2. CROSSFIRE (Production I.G)
Again in this one Batman is merely the beast in the shadows. Instead we're seeing the story through the eyes of two of Gordon's detectives, one of whom thinks Batman's a vigilante. Yes, it all turns out as predictably as you think it's going to. That I don't object to. What did make me roll my eyes was the way in which Allen and Ramirez stop their car between two groups of gangsters and then just sit and wait as the gangsters get out of their own cars, draw weapons, start shouting and open fire. Some people don't deserve to be saved, do they?
The Batman looks great, though. He's a colossus who walks through fire, while the art style is rich in all those anime shadows you never get in Western animation.
3. FIELD TEST (Bee Train)
Welcome to the most anime-ish character design for Bruce Wayne I've ever seen. You could put him in shoujo manga. On the upside, this is the first segment on the DVD to step closer to the Batman and let us see him talk and think. However on the downside, this is a story about a gadget, not a character point. Lucius Fox has invented something. Bruce talks to him about it in the lab. Bruce plays golf with a bad guy and uses the gadget. Bruce dresses up as Batman, fights bad guys and again uses the gadget, although yet again it's only gangsters he's up against. Bruce decides not to use the gadget again. Gee, I guess I just spoiled this thrill-packed adventure for you.
This is the one with Killer Croc and the Scarecrow. I liked them, but I'd have liked them even more if the story hadn't been coming at them so slantwise. It's not a bad segment, though.
This is the episode that felt most like anime to me, thanks to the character work. I don't mean Batman, of course, but there's a spiritual woman in India who's teaching him how to use his pain. We see her in a flashback, which itself has further flashbacks. I liked her. She was good.
The story structure's as untraditional as anything else on the DVD, though. No villains. No mad schemes. Instead we have an injured Batman struggling through the sewers and having flashbacks to the days when he was doing volunteer work in a relief hospital in a warzone, or living in India to study with the fakirs. The story ends with Batman being unable to take Alfred's hand to get out of the sewer because his arms are full of all the guns he's been collecting, which I can appreciate as a piece of symbolism while also finding a bit dull as an ending to the story.
6. DEADSHOT (Madhouse)
This is the traditional one. That's a good thing, by the way. We have a villain, Deadshot, who's brilliant at killing people. He comes to Gotham. You can fill in the rest yourself. I quite liked this one, with my only caveats being the characterisation of Deadshot and the rather obvious afterword in which Batman muses about his parents' deaths, saying "maybe I've been trying to stop these two bullets all my life."
Overall I wouldn't recommend these. There's so much Batman stuff out there that you could keep going for quite a while without having to go near these six segments, while the main selling point of "anime Batman" didn't turn out to be much of a thrill after all.

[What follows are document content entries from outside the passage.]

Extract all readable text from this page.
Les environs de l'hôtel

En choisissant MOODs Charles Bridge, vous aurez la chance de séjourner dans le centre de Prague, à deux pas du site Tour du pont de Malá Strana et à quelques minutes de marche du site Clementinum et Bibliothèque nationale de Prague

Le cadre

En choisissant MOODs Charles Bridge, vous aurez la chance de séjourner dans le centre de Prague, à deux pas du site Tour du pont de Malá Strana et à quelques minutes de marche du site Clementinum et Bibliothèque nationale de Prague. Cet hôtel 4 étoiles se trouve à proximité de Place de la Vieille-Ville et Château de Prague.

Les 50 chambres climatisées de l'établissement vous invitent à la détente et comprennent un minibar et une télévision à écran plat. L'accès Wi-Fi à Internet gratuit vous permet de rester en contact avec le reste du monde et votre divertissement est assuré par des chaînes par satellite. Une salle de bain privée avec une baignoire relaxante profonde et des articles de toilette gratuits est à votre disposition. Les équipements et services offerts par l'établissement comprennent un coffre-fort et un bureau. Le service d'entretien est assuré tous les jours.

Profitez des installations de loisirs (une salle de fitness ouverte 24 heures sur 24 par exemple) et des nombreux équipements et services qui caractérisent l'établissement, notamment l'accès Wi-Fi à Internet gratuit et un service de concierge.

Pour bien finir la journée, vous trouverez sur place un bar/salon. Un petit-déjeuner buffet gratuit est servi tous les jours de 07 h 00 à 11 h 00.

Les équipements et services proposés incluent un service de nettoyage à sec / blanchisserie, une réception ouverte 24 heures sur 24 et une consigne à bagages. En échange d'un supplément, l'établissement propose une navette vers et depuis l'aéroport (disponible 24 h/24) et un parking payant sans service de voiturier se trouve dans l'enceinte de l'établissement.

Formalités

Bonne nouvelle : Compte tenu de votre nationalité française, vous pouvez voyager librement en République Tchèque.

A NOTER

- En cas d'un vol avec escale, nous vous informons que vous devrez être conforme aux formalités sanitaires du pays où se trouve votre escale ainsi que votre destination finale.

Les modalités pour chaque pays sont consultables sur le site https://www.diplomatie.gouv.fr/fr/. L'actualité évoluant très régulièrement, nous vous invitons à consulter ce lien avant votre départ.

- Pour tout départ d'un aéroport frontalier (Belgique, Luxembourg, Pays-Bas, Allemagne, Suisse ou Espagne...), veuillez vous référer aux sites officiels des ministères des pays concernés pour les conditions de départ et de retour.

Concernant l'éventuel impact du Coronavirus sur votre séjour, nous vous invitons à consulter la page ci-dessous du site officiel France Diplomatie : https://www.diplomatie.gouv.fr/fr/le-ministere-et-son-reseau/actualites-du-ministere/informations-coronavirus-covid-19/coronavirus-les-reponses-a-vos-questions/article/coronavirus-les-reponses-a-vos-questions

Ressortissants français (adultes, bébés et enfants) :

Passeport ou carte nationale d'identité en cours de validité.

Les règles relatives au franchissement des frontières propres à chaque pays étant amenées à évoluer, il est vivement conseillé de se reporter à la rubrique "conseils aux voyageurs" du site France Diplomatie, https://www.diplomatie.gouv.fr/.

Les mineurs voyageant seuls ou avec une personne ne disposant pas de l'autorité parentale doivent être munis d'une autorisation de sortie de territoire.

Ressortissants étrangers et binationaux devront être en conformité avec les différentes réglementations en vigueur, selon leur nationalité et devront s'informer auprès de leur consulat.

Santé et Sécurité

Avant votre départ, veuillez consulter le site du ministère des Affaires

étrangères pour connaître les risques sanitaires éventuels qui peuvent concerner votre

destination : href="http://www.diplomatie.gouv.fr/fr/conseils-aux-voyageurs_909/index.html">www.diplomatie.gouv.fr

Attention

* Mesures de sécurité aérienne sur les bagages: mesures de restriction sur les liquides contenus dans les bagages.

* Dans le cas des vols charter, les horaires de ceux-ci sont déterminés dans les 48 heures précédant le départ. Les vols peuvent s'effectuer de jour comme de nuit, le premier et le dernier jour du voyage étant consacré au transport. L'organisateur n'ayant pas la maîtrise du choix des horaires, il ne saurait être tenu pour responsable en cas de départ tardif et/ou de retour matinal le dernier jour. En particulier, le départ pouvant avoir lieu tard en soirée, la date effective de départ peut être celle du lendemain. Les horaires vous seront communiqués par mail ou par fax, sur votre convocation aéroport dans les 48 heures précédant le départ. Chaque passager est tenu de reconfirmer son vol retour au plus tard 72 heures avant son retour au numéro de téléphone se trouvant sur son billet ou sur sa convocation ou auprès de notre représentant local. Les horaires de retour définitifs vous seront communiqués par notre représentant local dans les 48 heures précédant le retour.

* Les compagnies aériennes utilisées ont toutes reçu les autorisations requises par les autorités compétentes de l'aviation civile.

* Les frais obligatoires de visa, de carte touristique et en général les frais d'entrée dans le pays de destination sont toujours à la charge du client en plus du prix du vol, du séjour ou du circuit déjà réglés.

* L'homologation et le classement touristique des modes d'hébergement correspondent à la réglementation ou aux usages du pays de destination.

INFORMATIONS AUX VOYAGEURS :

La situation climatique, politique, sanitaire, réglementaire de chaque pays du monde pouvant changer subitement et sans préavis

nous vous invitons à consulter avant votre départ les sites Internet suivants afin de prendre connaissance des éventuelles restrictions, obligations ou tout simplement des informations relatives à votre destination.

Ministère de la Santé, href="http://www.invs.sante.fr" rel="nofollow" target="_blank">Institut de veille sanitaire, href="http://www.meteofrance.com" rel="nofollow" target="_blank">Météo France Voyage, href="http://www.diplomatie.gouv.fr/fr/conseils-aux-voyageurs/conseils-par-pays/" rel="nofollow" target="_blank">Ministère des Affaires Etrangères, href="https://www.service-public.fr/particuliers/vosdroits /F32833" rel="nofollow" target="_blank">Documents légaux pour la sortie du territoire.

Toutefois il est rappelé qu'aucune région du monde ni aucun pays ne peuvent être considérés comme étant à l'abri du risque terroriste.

The animation looks impressive, yes, but there's been no coordination on getting the recurring characters (e.g. Allen and Ramirez) to look like each other and I occasionally disagreed with the animators' choices on the dialogue scenes. Maybe it's a translation issue. I don't know. If they ever try something like this again, I'd be much more interested if they threw the ball to some Japanese anime scriptwriters and let them go as batshit crazy as they liked. That would have been a project worth watching.
Personally I'd have preferred it in Japanese as well, although that's probably just me. Anime should always be in Japanese. That's just the law.